Order, Supreme Court, New York County (Sheila Abdus-Salaam, J.), entered August 25, 2004, which denied plaintiff's motion to vacate the prior order of dismissal and restore the action to the trial calendar, unanimously affirmed, without costs.

This medical malpractice action was dismissed as a result of plaintiff's unpreparedness for trial, notwithstanding numerous prior adjournments, the marking of the case as final, and the denial of counsel's application to withdraw. Under Uniform Rules for Trial Courts (22 NYCRR) § 202.27, a court may dismiss an action for a party's failure to appear at a scheduled conference or to proceed to trial (see Saunders v Riverbay Corp., 17 AD3d 137 [2005]; Campos v New York City Health & Hosps. Corp., 307 AD2d 785 [2003]). Although plaintiff, relying upon Binh Nguyen v Prime Residential Bronx R&R V (307 AD2d 201 [2003]), contends that a judicial hearing officer does not possess the authority to dismiss a case, the order of dismissal herein was actually issued by the court on the basis of the record of the proceeding before the judicial hearing officer.

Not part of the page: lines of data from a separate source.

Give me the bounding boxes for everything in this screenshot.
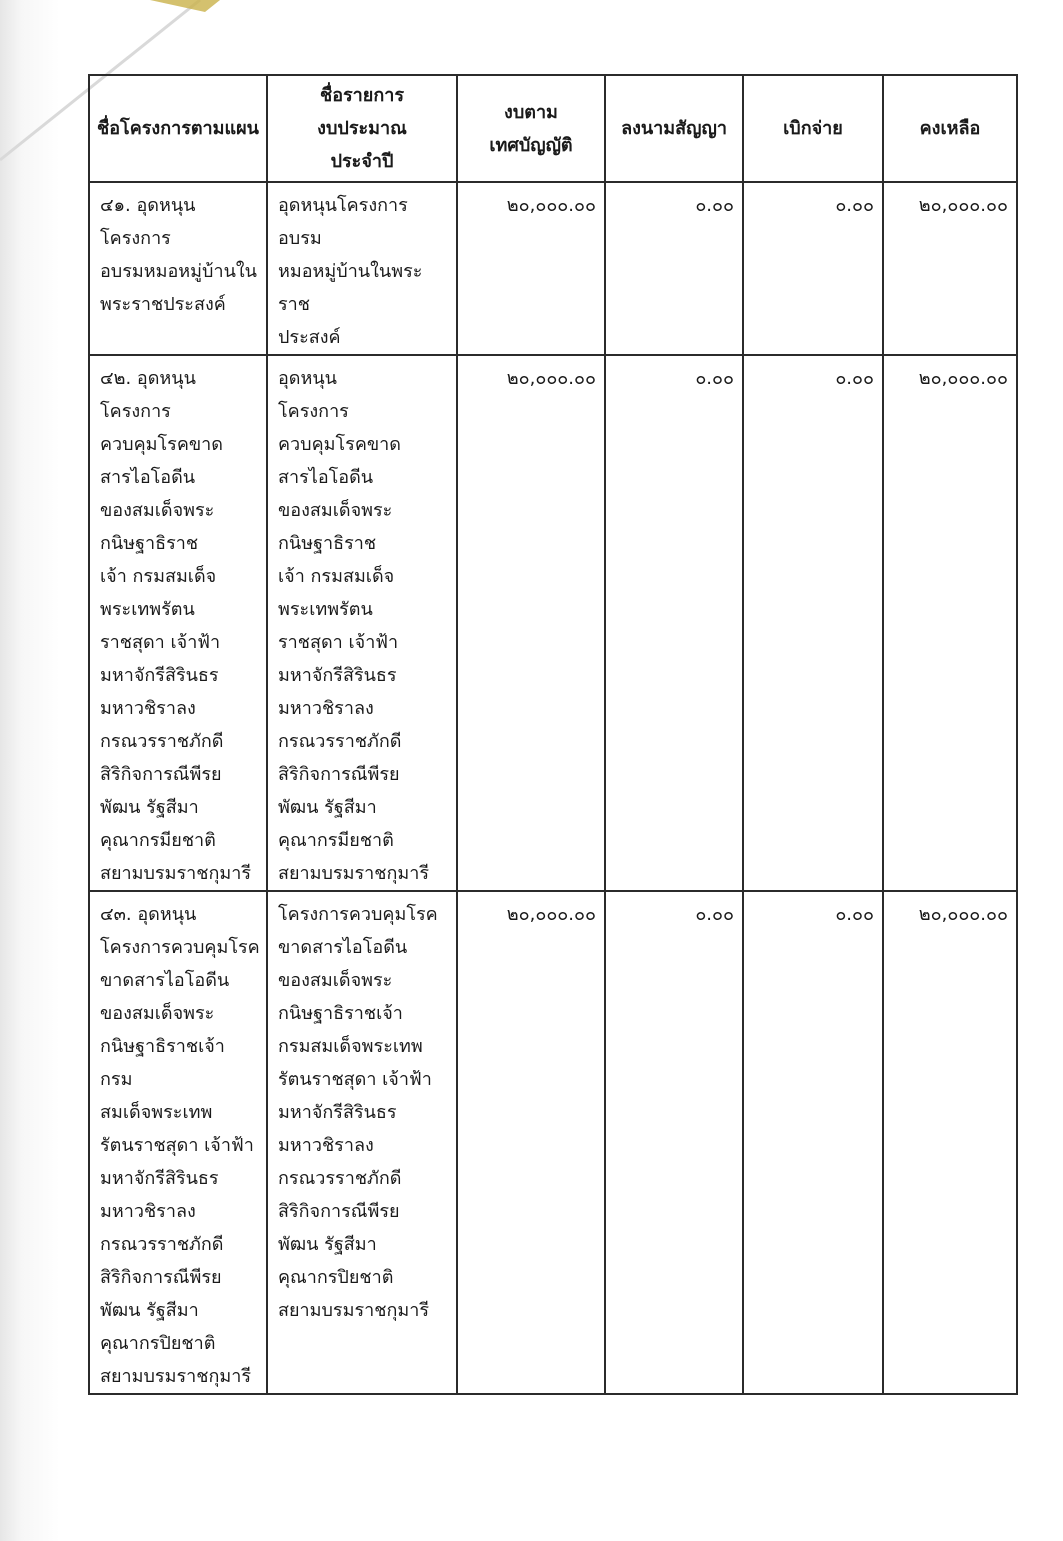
cell-remaining: ๒๐,๐๐๐.๐๐ (883, 182, 1017, 355)
cell-remaining: ๒๐,๐๐๐.๐๐ (883, 891, 1017, 1394)
header-remaining: คงเหลือ (883, 75, 1017, 182)
cell-disbursed: ๐.๐๐ (743, 891, 883, 1394)
budget-table (88, 74, 1018, 1395)
cell-remaining: ๒๐,๐๐๐.๐๐ (883, 355, 1017, 891)
cell-disbursed: ๐.๐๐ (743, 182, 883, 355)
header-budget-amount: งบตาม เทศบัญญัติ (457, 75, 605, 182)
cell-disbursed: ๐.๐๐ (743, 355, 883, 891)
cell-budget-item: อุดหนุนโครงการอบรม หมอหมู่บ้านในพระราช ประสงค์ (267, 182, 457, 355)
cell-project-name: ๔๑. อุดหนุนโครงการ อบรมหมอหมู่บ้านใน พระราชประสงค์ (89, 182, 267, 355)
table-row (89, 891, 1017, 1394)
header-budget-item: ชื่อรายการ งบประมาณ ประจำปี (267, 75, 457, 182)
cell-budget-item: โครงการควบคุมโรค ขาดสารไอโอดีน ของสมเด็จพระ กนิษฐาธิราชเจ้า กรมสมเด็จพระเทพ รัตนราชสุดา เจ้าฟ้า มหาจักรีสิรินธร มหาวชิราลง กรณวรราชภักดี สิริกิจการณีพีรย พัฒน รัฐสีมา คุณากรปิยชาติ สยามบรมราชกุมารี (267, 891, 457, 1394)
cell-budget-amount: ๒๐,๐๐๐.๐๐ (457, 891, 605, 1394)
cell-contract: ๐.๐๐ (605, 891, 743, 1394)
table-row (89, 182, 1017, 355)
table-row (89, 355, 1017, 891)
cell-contract: ๐.๐๐ (605, 355, 743, 891)
cell-project-name: ๔๓. อุดหนุน โครงการควบคุมโรค ขาดสารไอโอดีน ของสมเด็จพระ กนิษฐาธิราชเจ้า กรม สมเด็จพระเทพ รัตนราชสุดา เจ้าฟ้า มหาจักรีสิรินธร มหาวชิราลง กรณวรราชภักดี สิริกิจการณีพีรย พัฒน รัฐสีมา คุณากรปิยชาติ สยามบรมราชกุมารี (89, 891, 267, 1394)
cell-budget-amount: ๒๐,๐๐๐.๐๐ (457, 182, 605, 355)
cell-budget-item: อุดหนุน โครงการ ควบคุมโรคขาด สารไอโอดีน ของสมเด็จพระ กนิษฐาธิราช เจ้า กรมสมเด็จ พระเทพรัตน ราชสุดา เจ้าฟ้า มหาจักรีสิรินธร มหาวชิราลง กรณวรราชภักดี สิริกิจการณีพีรย พัฒน รัฐสีมา คุณากรมียชาติ สยามบรมราชกุมารี (267, 355, 457, 891)
header-contract: ลงนามสัญญา (605, 75, 743, 182)
table-header-row (89, 75, 1017, 182)
header-project-name: ชื่อโครงการตามแผน (89, 75, 267, 182)
cell-project-name: ๔๒. อุดหนุน โครงการ ควบคุมโรคขาด สารไอโอดีน ของสมเด็จพระ กนิษฐาธิราช เจ้า กรมสมเด็จ พระเทพรัตน ราชสุดา เจ้าฟ้า มหาจักรีสิรินธร มหาวชิราลง กรณวรราชภักดี สิริกิจการณีพีรย พัฒน รัฐสีมา คุณากรมียชาติ สยามบรมราชกุมารี (89, 355, 267, 891)
cell-contract: ๐.๐๐ (605, 182, 743, 355)
header-disbursed: เบิกจ่าย (743, 75, 883, 182)
cell-budget-amount: ๒๐,๐๐๐.๐๐ (457, 355, 605, 891)
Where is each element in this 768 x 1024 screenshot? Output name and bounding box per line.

Such a matter may be restored only where the plaintiff demonstrates both a reasonable excuse for the default and a meritorious cause of action (see Saunders v Riverbay Corp., 17 AD3d 137 [2005], supra). Since plaintiff has shown neither a reasonable excuse nor a meritorious claim, the motion to vacate the order of dismissal and restore the matter to the calendar was properly denied. Concur—Tom, J.P., Friedman, Gonzalez and Catterson, JJ.